É o mecanismo biológico encontrado por nós para treinar várias respostas a um determinado evento antes mesmo que ele aconteça.



É por essa razão que muitos especialistas começam a investir mais nesse poder.
“Os sonhos podem ser um manancial de soluções para as questões do dia a dia”, disse à ISTOÉ a psicóloga Deirdre Barrett, da Universidade de Harvard, nos Estados Unidos, e autora do livro “Tudo Começou com um Sonho”.

“Basta prestar atenção no que eles querem nos dizer”, completa.
Em um de seus experimentos, Deirdre pediu a 47 pessoas que, durante uma semana, pensassem em um problema pouco antes de dormir.
Ao fim do período, metade do grupo relatou ter sonhado com aquilo que havia sido mentalizado.
“A maior parte disse que o sonho continha a solução para o problema”, conta.

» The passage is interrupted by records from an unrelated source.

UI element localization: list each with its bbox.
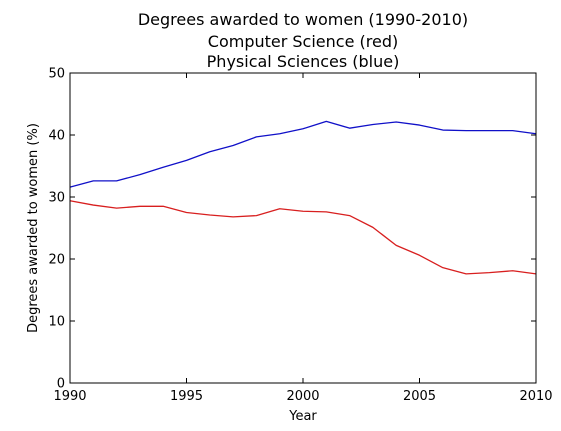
y-axis-label: Degrees awarded to women (%) [26, 123, 41, 333]
x-tick-label: 1990 [53, 389, 86, 404]
x-tick-label: 2010 [519, 389, 552, 404]
series-lines [69, 120, 537, 275]
y-tick-label: 20 [48, 253, 65, 268]
x-tick-label: 2005 [403, 389, 436, 404]
x-tick-label: 1995 [170, 389, 203, 404]
series-line-1 [69, 200, 537, 275]
x-axis-label: Year [288, 409, 317, 424]
axis-ticks [69, 72, 537, 384]
y-tick-label: 30 [48, 191, 65, 206]
title-line-1: Degrees awarded to women (1990-2010) [138, 10, 468, 29]
title-line-2: Computer Science (red) [208, 32, 398, 51]
series-line-2 [69, 120, 537, 188]
tick-labels: 1990 1995 2000 2005 2010 0 10 20 30 40 50 [48, 67, 552, 405]
plot-frame [69, 72, 537, 384]
y-tick-label: 10 [48, 315, 65, 330]
y-tick-label: 50 [48, 67, 65, 82]
y-tick-label: 40 [48, 129, 65, 144]
title-line-3: Physical Sciences (blue) [207, 52, 400, 71]
y-tick-label: 0 [57, 377, 65, 392]
x-tick-label: 2000 [286, 389, 319, 404]
chart-title: Degrees awarded to women (1990-2010) Comp… [138, 10, 468, 71]
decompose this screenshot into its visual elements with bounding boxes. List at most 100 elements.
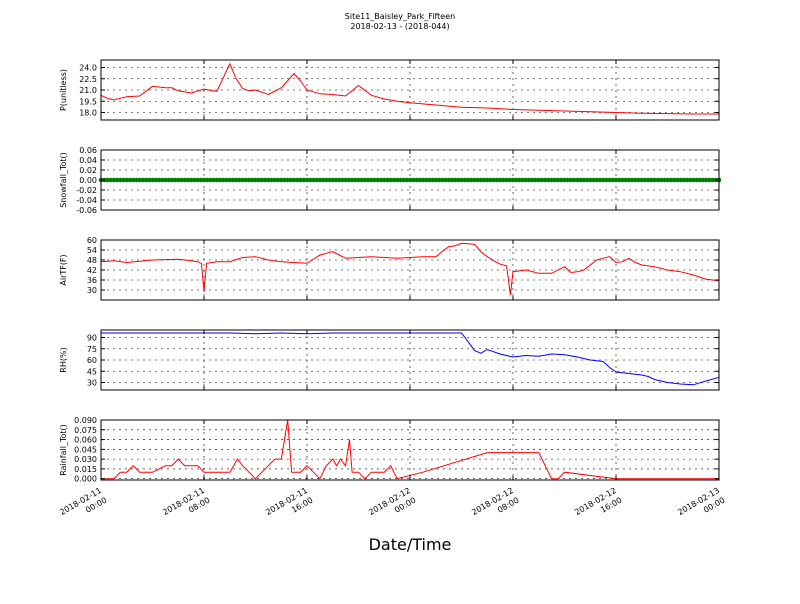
y-axis-label: RH(%) bbox=[59, 347, 68, 372]
data-point bbox=[369, 177, 374, 183]
data-point bbox=[443, 177, 448, 183]
data-point bbox=[407, 177, 413, 183]
data-point bbox=[211, 177, 216, 183]
data-point bbox=[488, 177, 493, 183]
data-point bbox=[249, 177, 255, 183]
data-point bbox=[623, 177, 628, 183]
data-point bbox=[298, 177, 303, 183]
data-point bbox=[127, 177, 133, 183]
y-tick-label: 0.030 bbox=[74, 455, 97, 464]
data-point bbox=[591, 177, 596, 183]
x-tick-label: 2018-02-1108:00 bbox=[161, 486, 211, 527]
data-point bbox=[597, 177, 603, 183]
data-point bbox=[182, 177, 187, 183]
data-point bbox=[163, 177, 168, 183]
data-point bbox=[475, 177, 480, 183]
data-point bbox=[533, 177, 538, 183]
data-point bbox=[645, 177, 651, 183]
data-point bbox=[111, 177, 117, 183]
data-point bbox=[275, 177, 281, 183]
data-point bbox=[542, 177, 548, 183]
data-point bbox=[501, 177, 506, 183]
data-point bbox=[513, 177, 519, 183]
data-point bbox=[539, 177, 545, 183]
data-point bbox=[272, 177, 278, 183]
data-point bbox=[134, 177, 139, 183]
data-point bbox=[484, 177, 490, 183]
data-point bbox=[221, 177, 226, 183]
data-point bbox=[558, 177, 564, 183]
data-point bbox=[455, 177, 461, 183]
data-point bbox=[626, 177, 632, 183]
data-point bbox=[156, 177, 162, 183]
y-tick-label: 45 bbox=[87, 367, 97, 376]
data-point bbox=[175, 177, 181, 183]
data-point bbox=[195, 177, 200, 183]
data-point bbox=[404, 177, 410, 183]
y-tick-label: 0.075 bbox=[74, 426, 97, 435]
subplot-2: 0.060.040.020.00-0.02-0.04-0.06 Snowfall_… bbox=[59, 146, 722, 215]
y-tick-label: 60 bbox=[87, 356, 97, 365]
data-point bbox=[282, 177, 287, 183]
data-point bbox=[517, 177, 522, 183]
data-point bbox=[642, 177, 648, 183]
y-tick-label: 0.00 bbox=[79, 176, 97, 185]
data-point bbox=[227, 177, 233, 183]
y-tick-label: 30 bbox=[87, 379, 97, 388]
data-point bbox=[108, 177, 113, 183]
data-point bbox=[652, 177, 657, 183]
data-point bbox=[452, 177, 458, 183]
data-point bbox=[324, 177, 329, 183]
data-point bbox=[153, 177, 159, 183]
data-point bbox=[172, 177, 178, 183]
x-axis-label: Date/Time bbox=[369, 535, 452, 554]
x-tick-label: 2018-02-1100:00 bbox=[58, 486, 108, 527]
data-point bbox=[555, 177, 561, 183]
data-point bbox=[633, 177, 638, 183]
data-point bbox=[356, 177, 361, 183]
y-tick-label: 90 bbox=[87, 334, 97, 343]
data-point bbox=[179, 177, 184, 183]
data-point bbox=[330, 177, 336, 183]
data-point bbox=[604, 177, 609, 183]
y-tick-label: 24.0 bbox=[79, 64, 97, 73]
data-point bbox=[130, 177, 136, 183]
data-point bbox=[497, 177, 503, 183]
data-point bbox=[304, 177, 310, 183]
data-point bbox=[494, 177, 500, 183]
data-point bbox=[549, 177, 554, 183]
y-axis-label: AirTF(F) bbox=[59, 254, 68, 285]
series-line bbox=[101, 419, 719, 480]
data-point bbox=[262, 177, 268, 183]
data-point bbox=[681, 177, 686, 183]
data-point bbox=[301, 177, 307, 183]
data-point bbox=[391, 177, 397, 183]
y-axis-label: Rainfall_Tot() bbox=[59, 424, 68, 476]
data-point bbox=[610, 177, 616, 183]
data-point bbox=[661, 177, 667, 183]
chart-title: Site11_Baisley_Park_Fifteen bbox=[345, 12, 455, 21]
data-point bbox=[137, 177, 142, 183]
y-tick-label: 30 bbox=[87, 286, 97, 295]
y-tick-label: 18.0 bbox=[79, 109, 97, 118]
data-point bbox=[472, 177, 477, 183]
data-point bbox=[536, 177, 542, 183]
data-point bbox=[140, 177, 146, 183]
y-tick-label: 19.5 bbox=[79, 97, 97, 106]
data-point bbox=[201, 177, 207, 183]
data-point bbox=[562, 177, 567, 183]
data-point bbox=[703, 177, 709, 183]
data-point bbox=[237, 177, 242, 183]
data-point bbox=[468, 177, 474, 183]
x-tick-label: 2018-02-1200:00 bbox=[367, 486, 417, 527]
data-point bbox=[694, 177, 699, 183]
data-point bbox=[188, 177, 194, 183]
data-point bbox=[381, 177, 387, 183]
y-tick-label: 36 bbox=[87, 276, 97, 285]
data-point bbox=[311, 177, 316, 183]
data-point bbox=[398, 177, 403, 183]
y-tick-label: 75 bbox=[87, 345, 97, 354]
data-point bbox=[352, 177, 358, 183]
y-tick-label: -0.02 bbox=[76, 186, 97, 195]
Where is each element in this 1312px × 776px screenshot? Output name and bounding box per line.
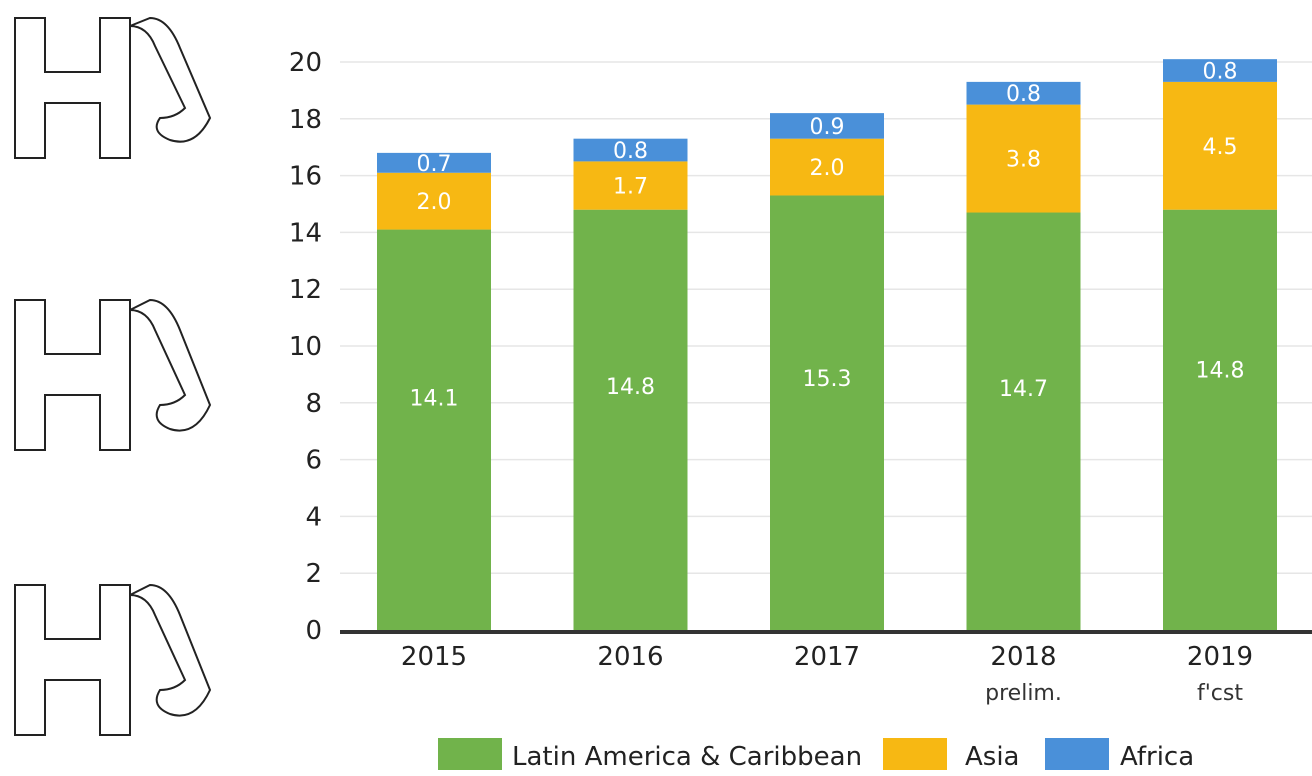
data-label: 0.8 [1203,60,1238,85]
data-label: 0.9 [810,115,845,140]
y-tick-label: 18 [289,105,322,135]
y-tick-label: 8 [305,389,322,419]
y-tick-label: 14 [289,218,322,248]
bar-segment [377,229,491,630]
bar-segment [377,172,491,230]
y-tick-label: 0 [305,616,322,646]
data-labels: 14.1 2.0 0.7 14.8 1.7 0.8 15.3 2.0 0.9 14.7 3.8 0.8… [410,60,1245,412]
y-tick-label: 6 [305,446,322,476]
data-label: 14.8 [1196,358,1245,383]
legend-label: Latin America & Caribbean [512,742,862,772]
x-axis-ticks: 2015 2016 2017 2018 prelim. 2019 f'cst [401,642,1253,706]
legend-swatch [438,738,502,770]
bar-segment [573,161,688,210]
data-label: 14.1 [410,387,459,412]
bar-segment [1163,209,1277,630]
bar-segment [377,152,491,173]
data-label: 14.8 [606,375,655,400]
logo-mark-middle [14,298,212,451]
data-label: 2.0 [810,156,845,181]
y-axis-ticks: 0 2 4 6 8 10 12 14 16 18 20 [289,48,322,646]
legend-label: Africa [1120,742,1194,772]
bar-segment [966,212,1081,630]
data-label: 15.3 [803,367,852,392]
logo-mark-bottom [14,583,212,736]
legend-label: Asia [965,742,1020,772]
bar-segment [966,104,1081,213]
y-tick-label: 20 [289,48,322,78]
data-label: 2.0 [417,190,452,215]
legend: Latin America & Caribbean Asia Africa [438,738,1194,772]
data-label: 1.7 [613,175,648,200]
y-tick-label: 10 [289,332,322,362]
x-tick-label: 2017 [794,642,860,672]
data-label: 4.5 [1203,135,1238,160]
y-tick-label: 16 [289,162,322,192]
bar-segment [1163,81,1277,210]
bar-segment [573,138,688,162]
bar-segment [1163,59,1277,82]
data-label: 0.8 [613,139,648,164]
y-tick-label: 2 [305,559,322,589]
legend-swatch [883,738,947,770]
bar-segment [573,209,688,630]
x-tick-label: 2015 [401,642,467,672]
x-tick-sublabel: f'cst [1197,681,1243,706]
data-label: 0.7 [417,152,452,177]
bars [377,59,1277,631]
logo-mark-top [14,16,212,159]
x-tick-sublabel: prelim. [985,681,1062,706]
legend-swatch [1045,738,1109,770]
x-tick-label: 2016 [597,642,663,672]
bar-segment [770,113,884,139]
bar-segment [770,138,884,196]
data-label: 0.8 [1006,82,1041,107]
y-tick-label: 4 [305,502,322,532]
data-label: 3.8 [1006,148,1041,173]
y-tick-label: 12 [289,275,322,305]
bar-segment [966,81,1081,105]
x-tick-label: 2018 [990,642,1056,672]
x-tick-label: 2019 [1187,642,1253,672]
data-label: 14.7 [999,377,1048,402]
bar-segment [770,195,884,631]
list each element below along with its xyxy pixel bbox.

A pesquisa captou uma maior quantidade de soluções para conflitos de natureza emocional do que para aqueles de origem mais objetiva.

Uma explicação para isso reside no fato de que o sonho facilita nosso mergulho em compartimentos mentais jamais acessados durante o dia, como pregava Freud.

“Eles guardam relação direta com o que acontece quando estamos acordados”, diz a psicóloga americana.

“Só que nesse estado diferente de consciência nosso cérebro pensa de um modo muito mais intuitivo e visual, contrapondo-se à maneira lógica e verbal do estado de vigília”, explica.

Por meio dos sonhos, portanto, a razão sai de cena, dando lugar a conteúdos mais relacionados à emoção – e que muitas vezes são sufocados pelo nosso lado racional.

É como se o sonhador trocasse as lentes com as quais enxerga o mundo.

Essa substituição pode ser capaz de lhe trazer respostas que não conseguiria encontrar por meio da razão.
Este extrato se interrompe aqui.